Já dos anos 2000, especialmetne 2010 em diante, acontece uma espécie de renascimento do ideal de beleza. Alguns (apenas alguns) dos edfícios mais novos da região, que normalmente servem a classes mais altas, já começam a ter uma arquitetura mais requintada. Como exemplo, temos o Edifício Princesa de Mônaco, na Avenida Norte Sul, que é um dos mais belos da cidade. Esse, infelizmente, e também como indicativo do que acontece na cidade, está inabitado. Ainda assim, prevalesce o estilo caixa de concreto com vidro o que, apesar dos pesares, já é melhor do que o estilo soviético de antes.
Porém, dessa competição toda de estilos, a herança é que a arquitetura de boa parte da cidade não é somente disforme, mas é uma competição. Assim, o ambiente é hostil e desorientador. Ao contrário de cidades clássicas, onde as edificações possuem mais ou menos a mesma identidade e contam uma longa história, em Campinas, quando se anda na rua, o que vem a seguir é imprevisível. Por conta disso, a cidade funciona psicologicamente como uma selva, onde deve-se ficar alerta para não ser vítima de um predador. Digo isso como uma experiência psicológica real. Onde o ambiente é disforme, há desconforto porque o caos é vigente, e do caos não se pode esperar nada de bom. E essa é realmente a sensação quando se anda pelo centro da cidade. não é a toa, como já explorei naquele outro artigo, que o centro tenha se tornado uma cracolândia.
Olá Fabio. Achei excelente o este artigo e gostaria de compartilhar algo de minha experiencia.
A pouco tempo atras me pus numa cruzada contra o utilitarismo e brutalidade arquitetônica quando tentei impedir meus pais de eliminar um belo jardim existente na frente de nosso prédio. Os argumentos em favor da obra eram reduzir os custos de manutenção e preservar as estruturas do concreto. Apesar de todos meus argumentos e disposição de arcar com todos os custos de um projeto não tão brutal eu perdi a batalha e o feio prevaleceu tornando o prédio algo triste de se ver. Meus pais são pessoas simples nascidos no início da década de 40 e fazem parte de uma classe média que dispõe de muito conforto, e me é interessante como esta busca pela utilidade impregnou tão fortemente a mente das pessoas em geral. Este é apenas um dos muitos casos que poderia relatar aqui e que se reforçam seu artigo muito bem colocado.

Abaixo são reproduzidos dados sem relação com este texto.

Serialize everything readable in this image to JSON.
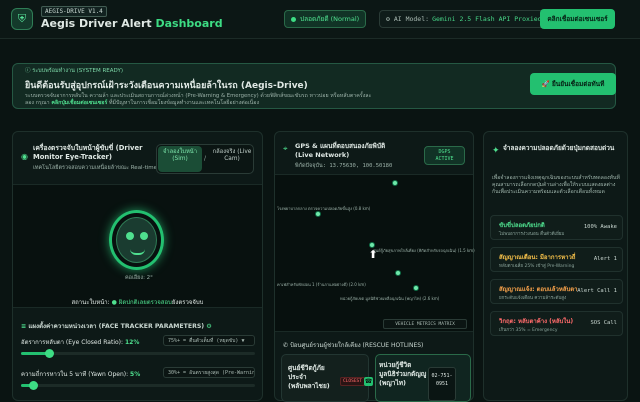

As pessoas tornam o mundo ao seu redor cada vez mais bruto em nome utilidade, se espantam com o resultados mas não se dão conta de que elas produzem tudo isto.
Infelizmente isso é uma coisa muito comum, especialmente com essa geração que teve uma formação positivista. Por outro lado, tem muita gente despertando para o problema, e aqui no Brasil tem havido um imenso renascimento intelectual e artístico que acho que não tem mais como ser parado. Por outro lado, até que tenhamos os meios materiais de reverter as coisas, temos que seguir estudando e mostrando para as pessoas que a beleza importa! E parabéns pela sua luta, nenhuma guerra é feita de uma batalha isolada, então sigamos! Um abraço!